The International Sustainable Tourism Initiative (ISTI) made history as the first research unit at Harvard University devoted entirely to sustainable tourism. While its research efforts have now come to an end, updates on the final publications and resources will be posted on the site.
From 2014 to 2018, ISTI teamed up with various Harvard schools to study sustainable tourism's aspects. The Harvard Kennedy School explored policy, the Harvard Business School delved into ecotourism business models and ESG metrics, resulting in 3 case studies, while the Harvard Graduate School of Design studied participatory planning for smart destinations using Geodesign.
ISTI's research on Smart Destinations paved the way for advanced resource management, including water, coastal landscapes, ecosystems, and cultural and social capital, using GIS systems. The Tourism & Climate Change study led to the creation of the HEAT-D Framework to monitor the cost of destinations and manage the impact of climate change. And the Governance research resulted in collaboration with policy experts on sustainable financing and public-private partnerships.
The research program, crafted by Megan Epler Wood, was led by Dr. Jack Spengler, the Director of the Center for Global Health and the Environment at the Harvard T.H Chan School of Public Health, and was presented at COP 22 in 2016. It received funding from the German Government through GIZ from 2017 to 2018.
Through ISTI, Harvard researchers and students worked with various experts to address current challenges and themes in sustainable tourism on a global scale.

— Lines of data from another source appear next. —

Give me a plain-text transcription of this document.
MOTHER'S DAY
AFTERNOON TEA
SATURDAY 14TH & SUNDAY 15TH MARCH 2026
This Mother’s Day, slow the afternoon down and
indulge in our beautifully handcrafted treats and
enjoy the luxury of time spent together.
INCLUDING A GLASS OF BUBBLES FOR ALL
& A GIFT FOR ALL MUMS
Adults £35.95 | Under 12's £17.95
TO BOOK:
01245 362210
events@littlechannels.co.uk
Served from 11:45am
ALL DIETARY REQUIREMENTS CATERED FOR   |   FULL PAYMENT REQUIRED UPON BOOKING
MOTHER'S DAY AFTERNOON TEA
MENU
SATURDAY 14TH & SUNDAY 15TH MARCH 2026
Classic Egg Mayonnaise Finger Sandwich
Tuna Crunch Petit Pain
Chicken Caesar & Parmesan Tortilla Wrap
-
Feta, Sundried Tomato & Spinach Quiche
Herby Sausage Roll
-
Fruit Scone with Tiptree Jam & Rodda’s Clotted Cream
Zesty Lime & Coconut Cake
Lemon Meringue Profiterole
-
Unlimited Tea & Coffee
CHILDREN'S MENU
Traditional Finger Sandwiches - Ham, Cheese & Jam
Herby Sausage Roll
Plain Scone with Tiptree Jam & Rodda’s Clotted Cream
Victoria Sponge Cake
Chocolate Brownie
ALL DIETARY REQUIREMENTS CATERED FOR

The International Sustainable Tourism Initiative (ISTI) has launched a project called "Regional Planning and Geodesign for Tourism" to bring together different professionals in the tourism industry and create plans for sustainable growth. Geodesign, a simplified version of geographic information systems, helps local communities measure the impact of tourism and make informed decisions on social, cultural, and environmental health issues. This system can help communities anticipate the effects of climate change, identify areas for resource protection, and prioritize investments in alternative energy and clean development. The project was launched in 2015 and continues to work with governments, researchers, communities, and planners to develop dynamic tourism planning systems.
A case study in the Westfjords region of Iceland was conducted in 2020-2021 to incorporate Geodesign into the region's tourism planning. A workshop was held with Harvard Extension students and Icelandic stakeholders to further the project and engage in discussions and evaluations. One student participant praised the workshop as an "eye-opening and inspiring experience." Josh Weiland, a graduate of the Geodesign and tourism course, was awarded a research manager position for the project at Harvard Chan School of Public Health.
In the next phase of the project, pilot projects will be launched in collaboration with local governments, civil society, and businesses. The goal is to create a dynamic approach to tourism planning that prioritizes human health, well-being, and preservation of ecological and socio-cultural systems, and replaces outdated master planning systems.